Editorial

International Journal of Contemporary Hospitality Management

ISSN: 0959-6119

Article publication date: 1 January 2006

296

Citation

Teare, R. (2006), "Editorial", International Journal of Contemporary Hospitality Management, Vol. 18 No. 1. https://doi.org/10.1108/ijchm.2006.04118aaa.001

Publisher

:

Emerald Group Publishing Limited

Copyright © 2006, Emerald Group Publishing Limited


Editorial

As we enter our 18th year, I am pleased to welcome new authors to this issue and new editorial advisory board members. I am also pleased that our readership is truly international in scope and our article download figures consistently high, with an average of 11,000 article downloads each month. My thanks to our readers, authors and the Emerald team in Bradford, led by managing editor Paula Fernandez for helping to ensure our sustained popularity and success.

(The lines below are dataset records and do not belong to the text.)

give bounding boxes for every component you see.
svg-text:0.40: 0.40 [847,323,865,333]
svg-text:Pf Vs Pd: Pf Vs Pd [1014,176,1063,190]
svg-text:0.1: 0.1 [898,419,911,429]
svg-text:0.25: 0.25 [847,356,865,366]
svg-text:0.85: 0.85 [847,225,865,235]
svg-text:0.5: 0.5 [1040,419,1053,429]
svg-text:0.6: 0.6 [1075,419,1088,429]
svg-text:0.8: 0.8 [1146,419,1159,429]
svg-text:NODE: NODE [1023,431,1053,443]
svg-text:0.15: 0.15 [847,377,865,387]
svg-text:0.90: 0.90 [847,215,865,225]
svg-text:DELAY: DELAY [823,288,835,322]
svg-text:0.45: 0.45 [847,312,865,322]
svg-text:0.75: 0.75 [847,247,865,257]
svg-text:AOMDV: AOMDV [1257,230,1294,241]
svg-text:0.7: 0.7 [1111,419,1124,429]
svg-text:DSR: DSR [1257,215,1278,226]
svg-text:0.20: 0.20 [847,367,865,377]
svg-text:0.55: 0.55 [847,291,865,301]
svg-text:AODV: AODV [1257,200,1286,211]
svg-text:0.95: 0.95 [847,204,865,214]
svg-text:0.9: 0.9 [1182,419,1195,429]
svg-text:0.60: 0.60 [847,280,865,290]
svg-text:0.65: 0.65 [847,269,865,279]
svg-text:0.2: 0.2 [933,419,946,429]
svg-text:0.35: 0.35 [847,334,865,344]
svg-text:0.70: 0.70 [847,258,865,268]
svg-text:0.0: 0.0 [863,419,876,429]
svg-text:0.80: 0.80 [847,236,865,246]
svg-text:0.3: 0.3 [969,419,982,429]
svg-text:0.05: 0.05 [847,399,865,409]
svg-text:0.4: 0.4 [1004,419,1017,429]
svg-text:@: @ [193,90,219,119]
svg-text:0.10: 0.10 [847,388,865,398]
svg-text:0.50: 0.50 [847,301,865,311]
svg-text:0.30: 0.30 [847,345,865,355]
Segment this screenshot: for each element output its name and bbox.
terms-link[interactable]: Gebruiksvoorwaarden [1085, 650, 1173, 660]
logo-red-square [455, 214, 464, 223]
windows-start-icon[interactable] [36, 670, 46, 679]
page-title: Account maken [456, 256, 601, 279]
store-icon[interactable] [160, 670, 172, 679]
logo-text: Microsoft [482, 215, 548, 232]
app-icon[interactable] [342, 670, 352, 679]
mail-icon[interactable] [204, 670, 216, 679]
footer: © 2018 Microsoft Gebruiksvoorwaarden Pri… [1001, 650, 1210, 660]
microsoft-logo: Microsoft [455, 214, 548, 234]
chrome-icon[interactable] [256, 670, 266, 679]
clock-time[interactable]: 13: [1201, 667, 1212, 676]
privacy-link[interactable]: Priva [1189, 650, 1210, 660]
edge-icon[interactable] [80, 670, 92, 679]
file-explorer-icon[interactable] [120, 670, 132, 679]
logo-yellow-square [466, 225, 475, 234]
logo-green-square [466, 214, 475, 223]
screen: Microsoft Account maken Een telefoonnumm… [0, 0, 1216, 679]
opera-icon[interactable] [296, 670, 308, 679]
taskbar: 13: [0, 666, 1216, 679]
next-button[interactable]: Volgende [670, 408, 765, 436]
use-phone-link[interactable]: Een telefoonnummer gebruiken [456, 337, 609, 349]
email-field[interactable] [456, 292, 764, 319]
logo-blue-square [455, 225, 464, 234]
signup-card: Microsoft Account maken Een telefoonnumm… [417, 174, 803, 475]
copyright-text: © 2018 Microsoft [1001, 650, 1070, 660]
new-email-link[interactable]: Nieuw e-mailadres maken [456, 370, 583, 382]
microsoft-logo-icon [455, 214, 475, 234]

As ever, this issue features articles that address a range of contemporary issues in a variety of regional settings. In the first of two articles dealing with business methodologies, Maria Krambia Kapardis and Alison Thomas offer companies an alternative reporting method to the traditional form of financial reporting. Their work on the significance of intangibles is termed ValueReporting™ – a framework that has been developed and tested in many industry settings. Next, Manuel Rodriguez-Diaz and Tomas Espino-Rodriguez present their methodology for reviewing the relationships between a hotel property, its suppliers and other hotels operating in the same locality.

Festival organization is a complex affair with preparatory work that often directly impacts on the success of the event. Stephen Litvin and Elizabeth Fetter pose the question “Can a festival be too successful?” and use a case study from Spoleto, USA to review the impacts of a successful event on the community as a whole and local hotels in particular.

A regular IJCHM topic is the role of graduate education and in their article on hospitality management in Ireland, Pauline Connolly and Geraldine McGing review the extent to which tertiary education has met the needs of hoteliers in Dublin. Their survey reveals that hoteliers place a high value on practical skills preparation – a theme that has occurred in numerous articles published on this topic in IJCHM – and comparatively less value on the entry skills that graduates have been prepared to contribute. As with most authors before them, they conclude that curriculum design might better reflect the needs of industry.

In several shorter articles, Bernadette Scott analyzes the interrelationships between Scottish café society, consumption and lifestyles; Jo-Anne Hecht and David Martin profile backpacking and hostel-picking in Canada and Judith Chapman and Genevieve Lovell question the value of competency-based training frameworks, drawing on examples from Australia.